If the school district opts for in-person instruction, Mott-Wright warns there will be a “strong response from teachers,” though she did not elaborate on what that would look like.
“I will put it this way,” she said. “We didn’t have enough teachers before COVID. You certainly won’t have enough teachers during COVID to go back face-to-face until we know without a doubt it is safe for all students and teachers, support professionals, administrators and our families and community.”
Kay Lynn Honeywell, who teaches at Liberty STEM Elementary in Sapulpa and is vice president of her district’s teacher union, also feels apprehensive about going back to the classroom because she is diabetic.
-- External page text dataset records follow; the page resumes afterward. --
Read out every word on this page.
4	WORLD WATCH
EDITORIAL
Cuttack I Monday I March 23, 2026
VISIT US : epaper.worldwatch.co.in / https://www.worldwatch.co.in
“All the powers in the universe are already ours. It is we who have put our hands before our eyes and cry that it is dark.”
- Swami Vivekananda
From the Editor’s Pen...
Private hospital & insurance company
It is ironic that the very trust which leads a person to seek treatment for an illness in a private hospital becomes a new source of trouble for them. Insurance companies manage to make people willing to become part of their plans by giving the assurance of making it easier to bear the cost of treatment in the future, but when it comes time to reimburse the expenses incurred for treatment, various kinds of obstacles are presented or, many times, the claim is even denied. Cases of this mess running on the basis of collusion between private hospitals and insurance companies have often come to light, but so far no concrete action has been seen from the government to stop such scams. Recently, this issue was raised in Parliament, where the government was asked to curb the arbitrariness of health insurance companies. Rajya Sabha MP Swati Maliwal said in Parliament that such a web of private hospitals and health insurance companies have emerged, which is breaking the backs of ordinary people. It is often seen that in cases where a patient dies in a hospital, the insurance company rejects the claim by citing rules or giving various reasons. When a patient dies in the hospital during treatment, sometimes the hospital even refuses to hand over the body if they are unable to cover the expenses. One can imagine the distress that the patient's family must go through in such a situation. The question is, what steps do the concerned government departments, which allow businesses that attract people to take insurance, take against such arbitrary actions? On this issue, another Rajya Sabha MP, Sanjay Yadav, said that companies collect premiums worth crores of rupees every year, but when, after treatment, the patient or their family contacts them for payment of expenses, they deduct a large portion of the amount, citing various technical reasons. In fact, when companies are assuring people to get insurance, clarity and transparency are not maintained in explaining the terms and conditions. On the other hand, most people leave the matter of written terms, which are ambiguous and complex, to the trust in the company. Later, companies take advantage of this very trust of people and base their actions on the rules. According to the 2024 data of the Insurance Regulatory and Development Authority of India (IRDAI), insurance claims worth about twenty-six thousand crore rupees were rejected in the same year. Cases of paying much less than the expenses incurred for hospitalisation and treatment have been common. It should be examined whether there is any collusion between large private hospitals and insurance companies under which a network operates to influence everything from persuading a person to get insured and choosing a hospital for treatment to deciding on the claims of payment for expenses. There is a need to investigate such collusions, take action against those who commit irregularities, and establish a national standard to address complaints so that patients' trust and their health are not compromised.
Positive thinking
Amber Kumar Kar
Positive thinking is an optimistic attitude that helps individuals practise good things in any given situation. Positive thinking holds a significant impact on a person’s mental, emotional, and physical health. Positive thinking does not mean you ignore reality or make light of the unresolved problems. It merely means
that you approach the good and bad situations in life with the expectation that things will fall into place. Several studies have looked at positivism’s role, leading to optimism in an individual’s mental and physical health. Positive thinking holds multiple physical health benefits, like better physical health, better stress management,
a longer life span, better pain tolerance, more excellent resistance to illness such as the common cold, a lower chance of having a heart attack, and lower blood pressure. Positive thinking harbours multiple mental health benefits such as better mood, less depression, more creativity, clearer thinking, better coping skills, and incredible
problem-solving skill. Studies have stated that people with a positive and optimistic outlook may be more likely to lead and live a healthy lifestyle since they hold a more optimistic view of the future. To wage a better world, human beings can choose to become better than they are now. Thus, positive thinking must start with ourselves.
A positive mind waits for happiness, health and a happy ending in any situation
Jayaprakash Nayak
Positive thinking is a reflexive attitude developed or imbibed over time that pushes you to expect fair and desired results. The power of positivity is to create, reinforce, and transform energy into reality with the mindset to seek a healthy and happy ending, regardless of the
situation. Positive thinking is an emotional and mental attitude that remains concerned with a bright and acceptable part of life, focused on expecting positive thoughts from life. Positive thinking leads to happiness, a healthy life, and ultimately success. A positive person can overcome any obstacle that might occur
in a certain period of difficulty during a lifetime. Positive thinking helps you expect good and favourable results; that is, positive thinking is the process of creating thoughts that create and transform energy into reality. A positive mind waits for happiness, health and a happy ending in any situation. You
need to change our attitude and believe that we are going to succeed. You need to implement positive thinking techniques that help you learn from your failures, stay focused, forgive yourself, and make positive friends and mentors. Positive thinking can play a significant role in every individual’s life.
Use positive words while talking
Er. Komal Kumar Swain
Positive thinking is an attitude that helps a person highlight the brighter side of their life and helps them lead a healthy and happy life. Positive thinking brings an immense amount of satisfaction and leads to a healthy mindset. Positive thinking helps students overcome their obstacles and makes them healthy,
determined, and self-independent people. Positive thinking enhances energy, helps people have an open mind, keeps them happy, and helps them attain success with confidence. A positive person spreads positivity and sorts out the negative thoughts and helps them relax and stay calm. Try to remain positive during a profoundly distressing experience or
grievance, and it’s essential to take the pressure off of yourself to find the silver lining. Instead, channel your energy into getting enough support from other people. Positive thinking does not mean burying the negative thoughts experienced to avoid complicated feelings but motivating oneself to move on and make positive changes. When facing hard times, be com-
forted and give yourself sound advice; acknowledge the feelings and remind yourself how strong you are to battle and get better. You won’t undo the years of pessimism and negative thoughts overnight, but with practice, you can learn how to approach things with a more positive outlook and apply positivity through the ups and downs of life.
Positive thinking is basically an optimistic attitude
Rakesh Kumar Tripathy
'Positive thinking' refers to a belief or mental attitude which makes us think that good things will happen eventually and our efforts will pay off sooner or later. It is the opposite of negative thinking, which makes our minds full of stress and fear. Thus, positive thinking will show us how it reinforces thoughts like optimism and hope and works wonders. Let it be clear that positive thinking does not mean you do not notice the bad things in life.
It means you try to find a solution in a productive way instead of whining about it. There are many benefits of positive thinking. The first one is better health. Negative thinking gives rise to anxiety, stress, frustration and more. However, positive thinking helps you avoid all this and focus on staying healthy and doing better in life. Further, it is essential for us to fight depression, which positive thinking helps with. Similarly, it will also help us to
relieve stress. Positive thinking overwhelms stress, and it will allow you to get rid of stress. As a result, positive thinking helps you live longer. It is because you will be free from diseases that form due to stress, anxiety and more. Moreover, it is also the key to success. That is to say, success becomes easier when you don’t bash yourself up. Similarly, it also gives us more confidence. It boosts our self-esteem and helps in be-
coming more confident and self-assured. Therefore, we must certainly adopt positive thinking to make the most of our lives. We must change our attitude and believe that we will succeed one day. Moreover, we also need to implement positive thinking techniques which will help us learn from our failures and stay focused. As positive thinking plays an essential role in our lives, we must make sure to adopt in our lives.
But Honeywell said she’s conflicted about whether schools should reopen in person or remotely in August, adding that there are so many aspects to consider.
“When I think of our children from a social aspect, I’m extremely concerned about them not being in school and having that social interaction with their peers and with their teachers,” she said. “Because outside of the academic learning, that social and emotional piece is huge in public school. We don’t want to raise a generation of students who are asocial and don’t know how to work and interact with others unless there’s a screen between them.”
On the other hand, Honeywell said she wouldn’t feel comfortable sending a child with health issues to school with the threat of COVID-19 looming over them.
Many districts, including Sapulpa, have not yet announced whether masks will be required this school year. Honeywell said she was disappointed that the state education board on Thursday voted against issuing a series of virus safety mandates that would have necessitated the use of masks in most schools.
State Superintendent Joy Hofmeister had proposed the safety protocols and expressed frustration at the board’s decision to not make them mandatory.
Following the meeting, Hofmeister told the Tulsa World that not enough is being done to protect education employees during the ongoing pandemic.
“This is a public health crisis that needs a state response,” she said. “Today was a setback at a time when schools and teachers need clear and sound directive at the state level.”
Educators are most worried about schools not requiring the use of masks, Hofmeister said. The State Education Department has received numerous calls and messages from families pleading for strict safety protocols to protect loved ones who are immunocompromised.
Hofmeister said 7,000 teachers across Oklahoma are eligible to retire this year. She believes many of them will choose to do so if they don’t feel safe at school. The state’s proposal, she said, could have given them the assurance to stay.
“I don’t want them to put themselves in harm’s way, and I don’t want them to retire,” she said. “I don’t want them to leave. We could work to lower risk and make it work, and the time to do that is in July because we have weeks until schools open that we can use to gear up and get the needed protective gear, masks, whatever is needed.
“Yet we’re losing this window of opportunity, and unfortunately that will have consequences with our ability to open schools. Kids need to be in school, but we have a duty to mitigate risk. That did not happen at the state board meeting, against my objection.”